Moscow talks
In an extraordinary gathering
of Afghan politicians in Moscow, including some of President Ashraf Ghani’s
political rivals, talks took place on February 5-6, 2019 with the Taliban on
the way forward in the war torn country. The Taliban came to the table armed
with a charm offensive, including a call for a new, inclusive Islamic
Constitution, no Taliban monopoly on power, stamping out poppy cultivation,
preventing civilian casualties and relaxation of some of the stringent
restrictions on women during their 1996-2001 stint in power. These negotiating
positions of the Taliban speak to the most serious reservations in the minds of
the Afghan people regarding the return, partially or wholly, of the Taliban to
power. However, sweet sounding as these positions are relatively, there are
still lingering doubts about what the Taliban might wreak once back in a
position to impose their narrow, intolerant agenda on the country. The Moscow
moot was organised by the Afghan diaspora, but it is obvious it could not have
been held in Moscow without the concurrence of the Russian authorities. While Ghani’s
rivals, including former president Hamid Karzai, supped, prayed and chatted
with their Taliban counterparts and even some Afghan women representatives got
to have their say, the elephant in the room was the missing Afghan government. This
absence followed the script of the recent US-Taliban talks in Doha where the
Ghani government was again conspicuous by its absence. Although Washington
continues to pay lip service to the Afghan government’s indispensable role in
any settlement, in practice the refusal of the Taliban to talk to the Afghan
government they deride as a US puppet seems for the moment at least to have
been tacitly conceded by the US negotiating side. This in turn has angered an
increasingly beleaguered looking President Ashraf Ghani, who has pooh poohed
the Moscow moot as irrelevant. Nevertheless the moot saw the Afghan rivals of
Ghani demand an interim government to facilitate the negotiated peace process.
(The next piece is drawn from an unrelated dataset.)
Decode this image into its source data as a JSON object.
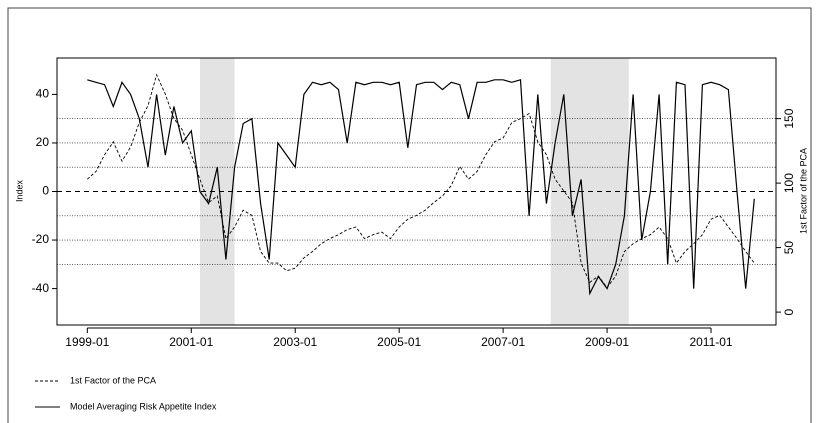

This possibility erodes Ghani’s legitimacy and poses serious questions about
the forthcoming presidential elections scheduled for July 2019, which may, if
the demand gathers momentum, sideline Ashraf Ghani completely.
While these inter-Afghan
political intricacies play out and the looming dark shadows over President
Ashraf Ghani’s future gather, there are other, even more pressing concerns that
still roil most informed minds. Although the main concern of Washington that
Afghan territory never again be allowed to be used to attack the US or any of
its allies has been agreed to by the Taliban, serious concerns about the
timeframe, conditions attending, and mechanisms to oversee and implement
whatever agreements finally emerge from the talks process have not been
satisfactorily answered. With hindsight, the received wisdom today is that the
US should never have blundered into an unwinnable war despite its overwhelming
military strength. The old guerrilla warfare maxim seems to have been
overlooked by Washington: the guerrillas win if they do not lose; the other
side loses if it does not win. This maxim underlines the protracted,
asymmetrical nature of guerrilla war, which cannot defeat the vastly superior
enemy, the US in this case, but can over time sap its will to continue a
seemingly endless conflict. Observers of the Afghan scene fear a fiercer civil
war once the US and NATO forces leave, with its concomitant possibilities of a
fresh refugee outflow and the devastating results of shrinking aid for
Afghanistan. In case anyone thinks these concerns are exaggerated, it is
sufficient to point to Taliban attacks in Kunduz and Baghlan provinces while
the Moscow parleys were on to underline the Taliban strategy of talking while
fighting and inflicting what have been termed unsustainable casualties daily on
government forces. A sign of the shifting sands can be found in Iran, Russia,
China and the countries of the region reassessing their positions vis-à-vis the
Taliban, poised as they may be on the brink of returning to power in one form
or another. While hesitant to sound the death knell prematurely, the trends
show a definite tilt towards the unravelling of the US project in Afghanistan,
with some predictable and perhaps some unforeseen consequences still to come.